Popular Posts
Exchange-traded funds (ETFs) get a strangely bad rap in the investment press. They’re either too risky or too boring, too opaque or too obvious.
Which should lead you to a simple enough conclusion: In most cases and for most investors, they are just right. That’s because a broadly diversified ETF simply reflects the market index it tracks.
You could go out and buy all 500 stocks in the S&P 500, but why? You could pay an active fund manager an exorbitant feet to replicate the stock market, but why?
Why indeed, if an ETF gives you the reliable exposure you want at a very low price. Nevertheless, when to use ETFs is a reasonable question, as is when to avoid them.
The simple answer is: Use ETFs to own an asset class, such as stocks, bonds, foreign equities, real estate or commodities.
If you know you want a piece of that market but you don’t know which stocks to buy, don’t try to figure it out. Just own the ETF and you own the whole market.
The thing is, study after study has shown that actively managed funds simply can’t keep up with their indexes. Trading tactics go in an out of fashion.
Sometimes managers make brilliant strategic moves and clean up relative the whole market. And sometimes they just blow up.
What follows next is the quiet closing of that fund, then the company that offered it just moves whatever is left of investors’ cash into a similar fund in the same family.
Both the out-sized win and the horrific mistake should seen for what they are — random chance. The manager who “guesses right” on the movement of the market is still guessing.
Funny thing is, he gets paid right or wrong. If actively managed funds had to survive on a percentage of their performance above the benchmark, most would go out of business in no time.
Eventually, even the “winners” would slip up, and all that would be left would be the indexes. That’s why so many billions of retirement dollars are moving steadily toward passive investment portfolios, often using ETFs.

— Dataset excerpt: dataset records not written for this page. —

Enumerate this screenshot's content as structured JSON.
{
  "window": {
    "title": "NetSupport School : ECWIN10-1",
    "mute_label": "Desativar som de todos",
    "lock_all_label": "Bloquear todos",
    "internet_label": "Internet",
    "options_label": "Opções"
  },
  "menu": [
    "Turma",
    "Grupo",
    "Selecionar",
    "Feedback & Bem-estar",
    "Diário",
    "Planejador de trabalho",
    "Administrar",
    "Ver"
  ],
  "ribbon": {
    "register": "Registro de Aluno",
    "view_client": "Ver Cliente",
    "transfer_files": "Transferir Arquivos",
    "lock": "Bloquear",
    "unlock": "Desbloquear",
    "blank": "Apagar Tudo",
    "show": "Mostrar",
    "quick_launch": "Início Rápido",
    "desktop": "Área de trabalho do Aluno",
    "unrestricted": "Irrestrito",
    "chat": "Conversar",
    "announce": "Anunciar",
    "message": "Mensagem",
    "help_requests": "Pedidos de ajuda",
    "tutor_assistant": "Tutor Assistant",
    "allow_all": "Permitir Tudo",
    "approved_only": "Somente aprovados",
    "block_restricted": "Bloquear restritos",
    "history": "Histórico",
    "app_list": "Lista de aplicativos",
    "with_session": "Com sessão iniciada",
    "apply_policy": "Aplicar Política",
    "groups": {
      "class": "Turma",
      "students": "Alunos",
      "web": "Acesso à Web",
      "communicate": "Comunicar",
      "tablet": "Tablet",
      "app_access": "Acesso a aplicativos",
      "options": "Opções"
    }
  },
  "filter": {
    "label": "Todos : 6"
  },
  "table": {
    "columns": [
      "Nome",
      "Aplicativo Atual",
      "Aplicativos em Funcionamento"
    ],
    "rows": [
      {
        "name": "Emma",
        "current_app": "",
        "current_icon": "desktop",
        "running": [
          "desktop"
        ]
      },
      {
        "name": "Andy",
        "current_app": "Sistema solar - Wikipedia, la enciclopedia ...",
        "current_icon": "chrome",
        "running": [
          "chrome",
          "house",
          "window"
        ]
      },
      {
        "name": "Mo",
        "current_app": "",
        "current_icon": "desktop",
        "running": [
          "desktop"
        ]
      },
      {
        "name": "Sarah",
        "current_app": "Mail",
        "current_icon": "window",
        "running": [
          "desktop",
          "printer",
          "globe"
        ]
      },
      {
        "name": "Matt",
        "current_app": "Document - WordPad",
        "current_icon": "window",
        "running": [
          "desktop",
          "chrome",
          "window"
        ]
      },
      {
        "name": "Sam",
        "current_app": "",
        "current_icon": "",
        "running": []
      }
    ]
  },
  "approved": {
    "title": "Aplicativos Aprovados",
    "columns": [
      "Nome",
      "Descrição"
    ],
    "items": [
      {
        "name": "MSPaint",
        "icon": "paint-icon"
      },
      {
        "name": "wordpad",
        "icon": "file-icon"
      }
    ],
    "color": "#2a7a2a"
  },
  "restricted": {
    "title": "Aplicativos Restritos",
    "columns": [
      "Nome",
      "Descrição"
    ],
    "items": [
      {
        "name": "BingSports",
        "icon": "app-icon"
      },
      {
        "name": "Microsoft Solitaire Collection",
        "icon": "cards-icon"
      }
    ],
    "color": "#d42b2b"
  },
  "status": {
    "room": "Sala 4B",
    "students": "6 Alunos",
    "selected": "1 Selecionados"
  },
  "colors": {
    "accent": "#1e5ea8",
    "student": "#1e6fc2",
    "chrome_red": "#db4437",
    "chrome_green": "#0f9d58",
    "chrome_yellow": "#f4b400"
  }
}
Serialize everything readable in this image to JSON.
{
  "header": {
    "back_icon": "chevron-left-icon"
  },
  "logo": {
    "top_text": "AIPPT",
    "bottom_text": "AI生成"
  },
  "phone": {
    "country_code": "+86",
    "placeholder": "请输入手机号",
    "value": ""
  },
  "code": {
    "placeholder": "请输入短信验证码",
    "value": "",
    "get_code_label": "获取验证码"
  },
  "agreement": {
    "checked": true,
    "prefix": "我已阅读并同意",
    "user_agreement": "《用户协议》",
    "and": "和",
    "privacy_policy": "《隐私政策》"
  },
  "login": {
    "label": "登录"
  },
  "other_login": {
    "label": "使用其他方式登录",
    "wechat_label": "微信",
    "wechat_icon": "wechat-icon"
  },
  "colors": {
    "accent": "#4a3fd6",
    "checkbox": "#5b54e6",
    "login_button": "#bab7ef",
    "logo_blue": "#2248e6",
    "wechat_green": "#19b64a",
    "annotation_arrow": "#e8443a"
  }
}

When should you avoid ETFs? When an ETF doesn’t do the one simple thing they do well, which is track a major index at a low cost.
You can find ETFs out there that do — or at least claim to do — just about anything. Double the inverse of the price of oil. Twice the performance of the dollar against foreign currencies. Frontier-stock ETFs that track nascent economies such as Mongolia.
In short, if you wouldn’t put your money into given investment as a single stock, the ETF version of that idea is not “more safe” by virtue of being an ETF. Some of these ideas might work out, but most will collapse under their own weight.
When to use ETFs is when you understand the investment and its history very well, you know the track record of the company offering the fund, and you have money to invest for long periods of time — then and only then, an ETF is a great retirement tool.